Tall Grass Prairie Bread Company is well-known in and around Winnipeg for its gooey cinnamon buns and its organic local baking and preserves, suffusing the marketplace at the Forks and its Wolseley neighbourhood with the aroma of fresh baking.
As Paul and Tabitha Langel sit down to enjoy some of the homemade soup from their Tall Grass Bakery at the Forks, they describe the journey they embarked on nearly three decades ago with their church community and their business partners, Lyle and Kathy Barkman. They don’t highlight the long hours, the incredibly hard work, or the surprising twists and turns, but rather the critical role of faith, prayer and the support of their faith community on this journey.
Tabitha, a former social worker, and Paul, a former teacher, are long-time members of the Grain of Wheat Church-Community.

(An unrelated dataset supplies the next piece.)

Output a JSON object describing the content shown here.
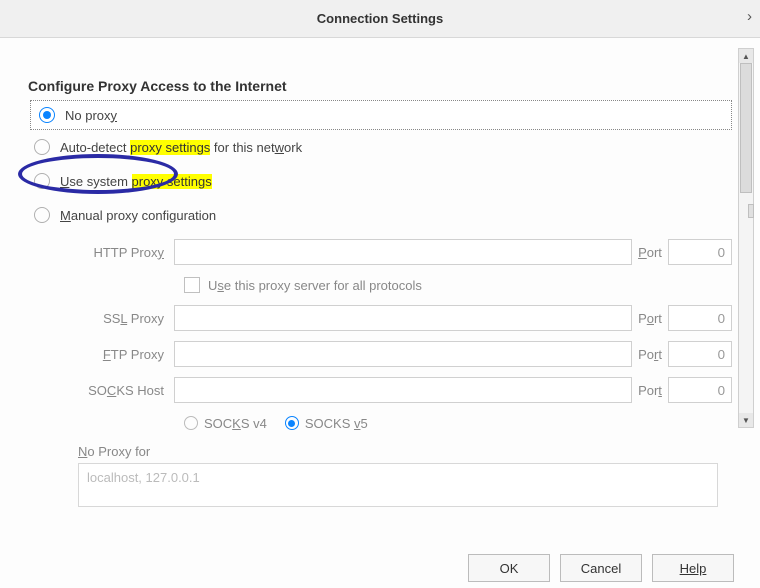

In the late 1980s, the church was studying food and land issues.
“Back then, farmers were still getting the same price for a bushel of wheat that they got a hundred years ago,” Tabitha recalls. “A record number of small farms were being sold and agri-business was taking off.”
A small bread co-op grew out of the church’s concerns and its desire for a more communal life in its neighbourhood. It used a local church’s kitchen and baked bread every Saturday morning. The group of bakers decided to invest in a mill and purchase grain directly from local organic farmers. ”We did this for philosophical reasons, but none of us were prepared for how much better the bread tasted,” says Tabitha.
“The demand for the bread became too overwhelming,” she says. “We were baking up to 100 loaves on Saturday and on Wednesday I baked another 60.”
People began to question whether they should try to form a business and support more farmers, eventually bringing the issue to the church community.
“A group of five of us solidified with not a single business course between us,” says Tabitha, whose resolve for an ethical loaf of bread never wavered.
When the bank would not give them a loan to purchase a bakery, many in the bread co-op lent them money and they took out personal loans.
“We had a vision for a dreamy kind of neighbourhood bakery,” Tabitha recalls.
They would all keep their part-time jobs.
“But nobody had prepared us for success,” says Paul. “On opening day, there were at least 200 people and they had baked only 30 loaves of bread, a few dozen muffins and two-dozen cinnamon buns.”
At its fifth anniversary, Tall Grass Prairie decided to throw a party and invite all the farmers. About 400 people came, and when the farmers were introduced, people cheered. The farmers were visibly moved.
“We never had any idea that the bakery would grow into a medium-sized business,” says Paul.
Together with the Barkmans, who work at the Wolseley site, they employ nearly 60 people. From the beginning, the bakery has always been about doing what is just and what is good for the land and for the people.
“Our philosophy is hugely shaped by the community and our faith,” Paul says. “It is a challenge how to be fair to everyone, to ensure that farmers and everyone get paid a fair living, and that we still make a decent living.”
Tall Grass Prairie farmers get 14 cents for every loaf, and every couple of years Tall Grass staff try to visit their farm suppliers.
“By far the greatest challenge as owners is to stay on the same page, stay honest and still meet for communion with each other on Sundays,” says Paul. “Any time human beings do things this intense together, there are rough stretches.”
To get them through those stretches, the partners have relied on the help of mediation whenever they felt the need. They have also relied heavily on their church community.
Twelve years ago, when they were invited to open at the Forks, a stipulation was that they had to be open on Sundays. Their church community encouraged and supported them in this.
“It has proven to be the right decision, but it has also been a strain,” Tabitha says. “I knew a rabbi whose family shops here and he told us, ‘Remember God made the sabbath for us and not us for the sabbath.’ Eleven years later, it still is a challenge.
“The rabbi came by a while ago,” she adds, “and said, ‘I hear you miss church many Sundays. Private prayer and praying with your people are two different things, so my daughter is coming to work on Sundays so you can go to church.’ That germinated the idea that we would experiment with scheduling our Muslim, Jewish and Christian employees according to their religious days. So now we have a Jewish baker who bakes on Sundays. It has made a lot of difference.”
“It is never not a struggle to live your faith in the workplace,” says Paul.
“But the joy is immense,” Tabitha hastens to add. “There is respect in the workplace. You get a sense the staff enjoy coming to work. We guard the culture of the workplace very carefully.”